For a specific gene, how can I know which is the main transcript in the ensembl? there is a list of few transcripts and not always the first one or the longest one is the one which is considered the main one, so which is the definition for the most important transcript?
Seqanswers Leaderboard Ad
Collapse
Announcement
Collapse
No announcement yet.
X
-
I am working on human, in the gene i am working on there are several transcripts, and there is more than one which is protein coding, but all the work in the litareature relates only to one of them. The difference between the transcripts is one exon.Both transcripts have ccds
Comment
-
Can you clarify what exactly you are looking to do with this?
If only one protein is referred to in literature then perhaps that is the dominant isoform. As Devon mentioned there could be tissue/cell/development specific need for other versions.

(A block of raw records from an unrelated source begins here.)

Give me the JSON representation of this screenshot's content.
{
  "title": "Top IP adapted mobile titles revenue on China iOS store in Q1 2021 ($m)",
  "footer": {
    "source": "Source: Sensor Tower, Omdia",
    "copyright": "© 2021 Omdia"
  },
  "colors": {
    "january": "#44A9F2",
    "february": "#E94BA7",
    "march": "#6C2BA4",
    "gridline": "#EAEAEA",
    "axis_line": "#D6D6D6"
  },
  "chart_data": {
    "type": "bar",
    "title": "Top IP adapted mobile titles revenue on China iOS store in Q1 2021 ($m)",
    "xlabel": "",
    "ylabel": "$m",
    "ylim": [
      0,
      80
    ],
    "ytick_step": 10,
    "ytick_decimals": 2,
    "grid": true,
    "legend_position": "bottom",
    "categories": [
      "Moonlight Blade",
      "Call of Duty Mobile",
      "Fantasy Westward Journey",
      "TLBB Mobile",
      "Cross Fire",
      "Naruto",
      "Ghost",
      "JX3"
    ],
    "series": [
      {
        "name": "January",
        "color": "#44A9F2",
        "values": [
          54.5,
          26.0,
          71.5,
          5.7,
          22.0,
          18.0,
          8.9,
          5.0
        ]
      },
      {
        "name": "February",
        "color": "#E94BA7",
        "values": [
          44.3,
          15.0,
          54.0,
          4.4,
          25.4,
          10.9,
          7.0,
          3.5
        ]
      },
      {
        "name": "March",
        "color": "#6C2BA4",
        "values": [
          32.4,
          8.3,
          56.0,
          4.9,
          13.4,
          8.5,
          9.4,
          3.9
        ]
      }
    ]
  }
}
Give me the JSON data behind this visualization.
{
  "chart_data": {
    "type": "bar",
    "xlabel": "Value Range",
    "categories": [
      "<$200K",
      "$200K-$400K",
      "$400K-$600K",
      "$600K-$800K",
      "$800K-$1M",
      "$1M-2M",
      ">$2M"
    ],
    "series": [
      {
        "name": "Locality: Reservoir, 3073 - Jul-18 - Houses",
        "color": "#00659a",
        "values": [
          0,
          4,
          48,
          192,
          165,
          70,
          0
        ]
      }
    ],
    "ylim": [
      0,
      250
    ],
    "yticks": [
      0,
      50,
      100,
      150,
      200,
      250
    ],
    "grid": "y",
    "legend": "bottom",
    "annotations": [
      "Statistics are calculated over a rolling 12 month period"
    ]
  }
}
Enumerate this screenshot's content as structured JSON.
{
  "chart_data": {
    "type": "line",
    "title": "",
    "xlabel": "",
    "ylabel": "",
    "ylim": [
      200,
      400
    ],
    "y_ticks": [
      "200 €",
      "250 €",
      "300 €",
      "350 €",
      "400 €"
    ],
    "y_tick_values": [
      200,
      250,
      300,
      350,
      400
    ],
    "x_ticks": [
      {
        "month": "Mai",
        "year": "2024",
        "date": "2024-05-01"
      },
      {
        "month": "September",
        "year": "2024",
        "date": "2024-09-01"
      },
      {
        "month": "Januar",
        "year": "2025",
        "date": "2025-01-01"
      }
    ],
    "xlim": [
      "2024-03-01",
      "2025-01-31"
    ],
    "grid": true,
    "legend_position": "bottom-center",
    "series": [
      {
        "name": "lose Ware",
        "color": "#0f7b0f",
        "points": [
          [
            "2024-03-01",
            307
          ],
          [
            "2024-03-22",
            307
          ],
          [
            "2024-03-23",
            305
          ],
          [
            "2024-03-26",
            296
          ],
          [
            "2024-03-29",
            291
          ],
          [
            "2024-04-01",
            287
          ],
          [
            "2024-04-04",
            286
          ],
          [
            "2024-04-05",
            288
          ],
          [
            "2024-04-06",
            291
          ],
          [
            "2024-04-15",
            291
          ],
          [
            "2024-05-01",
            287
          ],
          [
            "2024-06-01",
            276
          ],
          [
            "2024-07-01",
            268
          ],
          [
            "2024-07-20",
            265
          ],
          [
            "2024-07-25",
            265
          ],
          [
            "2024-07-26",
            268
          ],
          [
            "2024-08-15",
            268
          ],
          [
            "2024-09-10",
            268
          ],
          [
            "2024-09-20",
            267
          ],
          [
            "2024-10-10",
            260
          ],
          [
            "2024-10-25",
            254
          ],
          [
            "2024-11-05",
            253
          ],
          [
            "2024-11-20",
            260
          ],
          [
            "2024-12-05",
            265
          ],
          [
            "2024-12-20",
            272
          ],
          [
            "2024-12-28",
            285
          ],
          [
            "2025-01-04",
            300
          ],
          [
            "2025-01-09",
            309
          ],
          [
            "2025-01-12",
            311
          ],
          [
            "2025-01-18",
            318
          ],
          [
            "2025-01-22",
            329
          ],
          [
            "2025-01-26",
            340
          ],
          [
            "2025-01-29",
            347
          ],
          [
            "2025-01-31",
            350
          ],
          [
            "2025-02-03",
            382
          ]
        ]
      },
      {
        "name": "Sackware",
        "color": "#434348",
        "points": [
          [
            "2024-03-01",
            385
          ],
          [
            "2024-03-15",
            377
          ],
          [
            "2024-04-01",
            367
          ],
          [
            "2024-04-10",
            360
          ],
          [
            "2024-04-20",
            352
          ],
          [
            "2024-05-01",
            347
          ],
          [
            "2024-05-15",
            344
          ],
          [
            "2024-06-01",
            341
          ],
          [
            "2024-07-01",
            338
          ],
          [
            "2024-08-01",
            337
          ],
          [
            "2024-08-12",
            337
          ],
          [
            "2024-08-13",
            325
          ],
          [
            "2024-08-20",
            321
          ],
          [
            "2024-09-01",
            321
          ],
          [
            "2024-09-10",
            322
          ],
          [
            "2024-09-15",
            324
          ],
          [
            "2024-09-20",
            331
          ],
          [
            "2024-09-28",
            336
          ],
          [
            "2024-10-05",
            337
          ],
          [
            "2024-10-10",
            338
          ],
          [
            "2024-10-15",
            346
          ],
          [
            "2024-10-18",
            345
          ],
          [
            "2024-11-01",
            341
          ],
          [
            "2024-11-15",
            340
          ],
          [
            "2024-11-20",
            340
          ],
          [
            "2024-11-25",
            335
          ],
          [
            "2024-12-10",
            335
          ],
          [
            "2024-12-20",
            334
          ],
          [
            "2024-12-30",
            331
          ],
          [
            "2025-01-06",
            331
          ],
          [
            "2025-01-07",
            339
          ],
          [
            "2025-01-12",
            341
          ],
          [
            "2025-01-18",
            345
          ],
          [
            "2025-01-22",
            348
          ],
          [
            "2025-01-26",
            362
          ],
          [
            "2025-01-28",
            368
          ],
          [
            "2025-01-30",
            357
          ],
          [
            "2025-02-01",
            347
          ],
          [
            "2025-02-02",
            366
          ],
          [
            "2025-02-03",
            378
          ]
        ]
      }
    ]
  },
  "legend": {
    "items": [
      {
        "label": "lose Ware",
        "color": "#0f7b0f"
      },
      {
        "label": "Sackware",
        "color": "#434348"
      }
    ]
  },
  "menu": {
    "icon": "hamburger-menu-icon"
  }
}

You could look in Illumina Bodymap data (or a more specific place like the TCGA data) to see if there is evidence for presence of specific versions in different tissues/conditions.
Comment
-
The exact term is the "canonical transcript", which is generally the longest transcript.
You'll find many posts on this somewhat controversial topic, if you google "canonical transcript".
Different databases may also not have the same canonical transcript for a given gene.
Here is the definition of the canonical transcript from Ensembl.
"For human, the canonical transcript for a gene is set according to the following hierarchy: 1. Longest CCDS translation with no stop codons. 2. If no (1), choose the longest Ensembl/Havana merged translation with no stop codons. 3. If no (2), choose the longest translation with no stop codons. 4. If no translation, choose the longest non-protein-coding transcript."
Strangely enough, you can't get the canonical transcript ID through Ensembl's biomaRt.
You can get it using the Ensembl Perl (ugh!) API though.
UCSC, on the other hand, has a table called knownCanonical, which you can download with the UCSC Table Browser.
I generally prefer using Ensembl, but in this case, UCSC is the one that provides the simplest method to get the canonical transcript.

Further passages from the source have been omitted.